Among other effects, mechanical ven tilation superimposes a mechanical stress within the lung tissue, and may induce an additional injury. In patients with the acute respiratory distress syndrome, protective venti latory strategies have demonstrated selleck compound a reduction in mor tality, highlighting the relevance of this pathogenetic mechanism. However, there are no universally applicable ventilatory settings that minimize the risk of VALI in all patients. There are no pharmacological strategies that have been successfully used to treat or prevent VALI. Recently, a sur vival benefit in patients receiving mechanical ventilation and macrolide therapy has been reported. Similarly, several studies have shown better survival Inhibitors,Modulators,Libraries rates in patients with pneumonia treated with macrolides, compared to those receiving other antibiotics.

These results have been confirmed even in cases of macrolide resistant bacteria and in ventilator associated Inhibitors,Modulators,Libraries pneumonia. The mechanisms responsible for these benefits of macrolides are unknown. Macrolides exert some anti inflammatory effects including modulation of leukocyte recruitment, a shift in cytokine release towards anti inflammatory molecules or inhibition of the extracellular matrix remodeling by targeting matrix metalloproteases. Inflammation is one of the key steps required for ventilator induced lung injury and different anti inflammatory drugs have shown a decrease in VILI. Based on the anti inflammatory properties of macrolides, we hypothe sized that clarithromycin could exert some beneficial effects in a model of VILI by attenuating the inflammatory response.

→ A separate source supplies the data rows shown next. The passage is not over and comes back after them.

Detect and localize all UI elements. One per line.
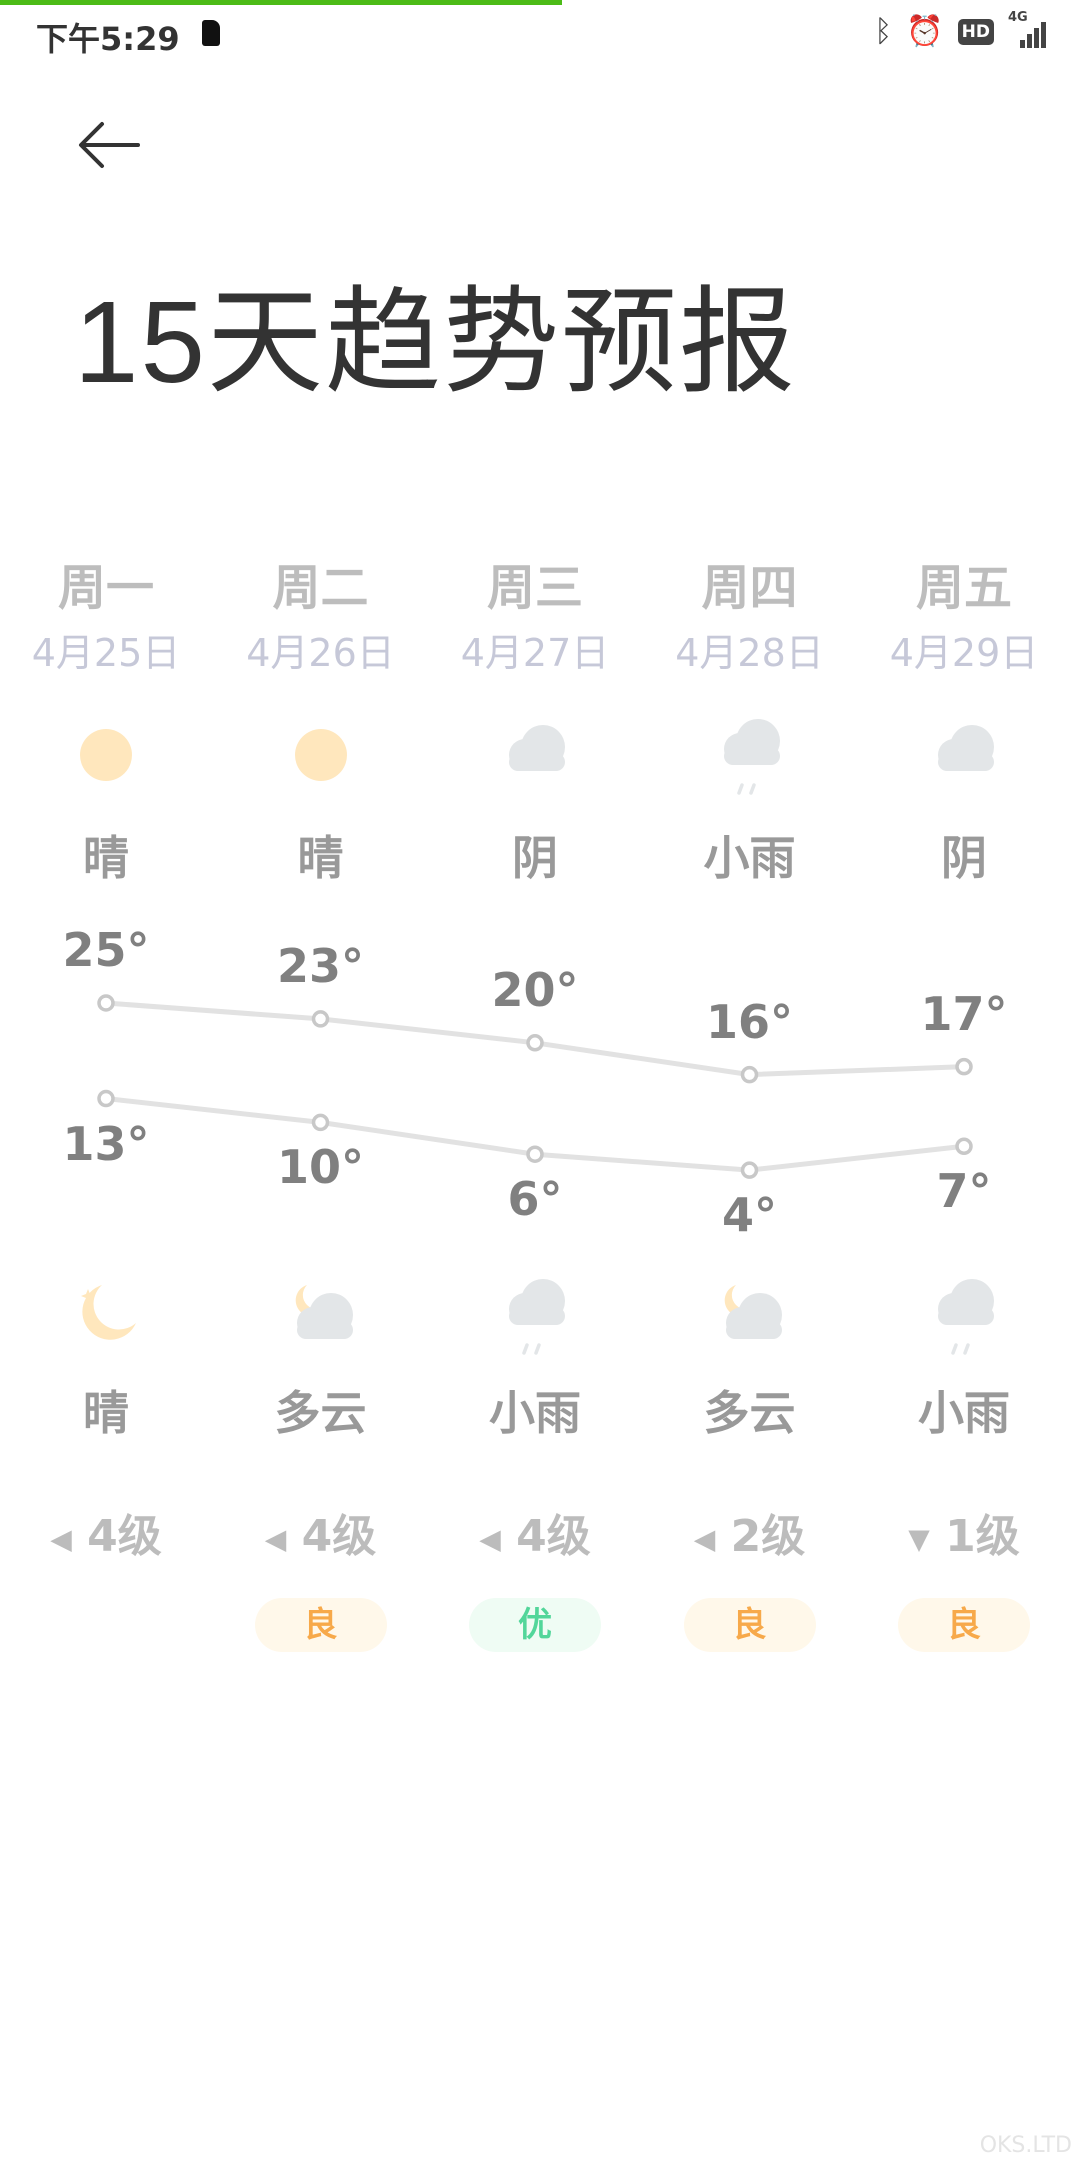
low-temp-point bbox=[311, 1113, 330, 1132]
moon-cloud-icon bbox=[295, 1285, 353, 1339]
rain-icon bbox=[938, 1279, 994, 1355]
wind-level: ◀ 4级 bbox=[50, 1511, 162, 1562]
low-temp-point bbox=[740, 1161, 759, 1179]
wind-direction-icon: ◀ bbox=[264, 1522, 287, 1556]
low-temp: 4° bbox=[721, 1188, 777, 1243]
day-of-week: 周三 bbox=[486, 560, 583, 616]
night-condition: 晴 bbox=[83, 1386, 129, 1440]
wind-direction-icon: ◀ bbox=[479, 1522, 501, 1556]
sun-icon bbox=[80, 729, 132, 781]
day-condition: 阴 bbox=[512, 831, 558, 885]
rain-icon bbox=[723, 719, 780, 795]
day-of-week: 周四 bbox=[701, 560, 798, 616]
high-temp: 23° bbox=[276, 938, 364, 993]
high-temp: 25° bbox=[62, 923, 150, 977]
night-condition: 多云 bbox=[703, 1386, 796, 1440]
night-condition: 多云 bbox=[274, 1386, 367, 1440]
day-condition: 晴 bbox=[297, 831, 344, 885]
high-temp-point bbox=[311, 1010, 330, 1028]
date: 4月29日 bbox=[889, 631, 1039, 675]
high-temp-point bbox=[955, 1057, 973, 1076]
wind-direction-icon: ▼ bbox=[908, 1522, 930, 1556]
wind-direction-icon: ◀ bbox=[693, 1522, 716, 1556]
low-temp: 10° bbox=[276, 1140, 364, 1195]
moon-icon bbox=[81, 1285, 136, 1340]
high-temp-point bbox=[97, 994, 115, 1012]
high-temp: 16° bbox=[705, 994, 793, 1049]
date: 4月27日 bbox=[460, 631, 610, 675]
aqi-badge: 良 bbox=[254, 1598, 387, 1652]
high-temp-point bbox=[526, 1034, 544, 1052]
wind-level: ◀ 2级 bbox=[693, 1511, 806, 1562]
sun-icon bbox=[294, 729, 347, 781]
low-temp-point bbox=[97, 1089, 115, 1108]
high-temp-point bbox=[740, 1065, 759, 1084]
cloud-icon bbox=[509, 725, 565, 771]
high-temp: 20° bbox=[491, 962, 579, 1017]
day-of-week: 周二 bbox=[272, 560, 369, 616]
low-temp: 6° bbox=[507, 1172, 563, 1227]
moon-cloud-icon bbox=[724, 1285, 782, 1339]
date: 4月25日 bbox=[31, 631, 181, 675]
wind-level: ▼ 1级 bbox=[908, 1511, 1020, 1562]
wind-level: ◀ 4级 bbox=[264, 1511, 377, 1562]
aqi-badge: 优 bbox=[469, 1598, 601, 1652]
night-condition: 小雨 bbox=[489, 1386, 581, 1440]
day-of-week: 周五 bbox=[915, 560, 1012, 616]
day-of-week: 周一 bbox=[57, 560, 154, 616]
low-temp: 13° bbox=[62, 1116, 150, 1171]
night-condition: 小雨 bbox=[918, 1386, 1010, 1440]
low-temp-point bbox=[955, 1137, 973, 1156]
low-temp-point bbox=[526, 1145, 544, 1163]
wind-level: ◀ 4级 bbox=[479, 1511, 591, 1562]
high-temp: 17° bbox=[920, 986, 1008, 1041]
watermark: OKS.LTD bbox=[979, 2133, 1072, 2158]
wind-direction-icon: ◀ bbox=[50, 1522, 72, 1556]
cloud-icon bbox=[938, 725, 994, 771]
date: 4月26日 bbox=[246, 631, 395, 675]
aqi-badge: 良 bbox=[898, 1598, 1030, 1652]
low-temp: 7° bbox=[936, 1164, 992, 1219]
day-condition: 晴 bbox=[83, 831, 129, 885]
day-condition: 小雨 bbox=[703, 831, 796, 885]
aqi-badge: 良 bbox=[683, 1598, 816, 1652]
rain-icon bbox=[509, 1279, 565, 1355]
date: 4月28日 bbox=[675, 631, 824, 675]
day-condition: 阴 bbox=[941, 831, 987, 885]
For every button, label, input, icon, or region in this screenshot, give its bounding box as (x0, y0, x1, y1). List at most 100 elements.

Inhibitors,Modulators,Libraries To test this hypothesis, we submitted mice treated with vehicle, clarithromycin or levofloxacin to different ventilatory strategies and studied the severity of lung injury and the extent of the inflammatory response. Finally, as macrolide treatment Inhibitors,Modulators,Libraries decreased leukocyte infiltration, the steps needed for cell recruitment were assessed. Materials and methods Animals 8 12 week old C57/BL6 mice were used in all the experi ments. Mice were kept under specific pathogens free conditions, with full access to food and water, in 12 hour light/dark cycles. The experimental protocol was approved by the University Animal Research Ethics Committee. Experimental model Mice were randomly assigned to receive one of three treat ments previous to ventilation Vehicle, clarithromycin or levofloxacin.

Two doses with a 12 hour interval between Inhibitors,Modulators,Libraries them were administered intraperitoneally. It has been reported that doses in the 25 100 mg/kg range result in clinically achievable drug levels in humans. One hour after reference 4 the second dose, mice were anesthetized with intraperitoneal ketamine and xylazin, a tracheostomy was performed, and they were connected to a mechanical ventilator. The animals were randomized to receive low pressures, using an Evita 2 Dura ventilator.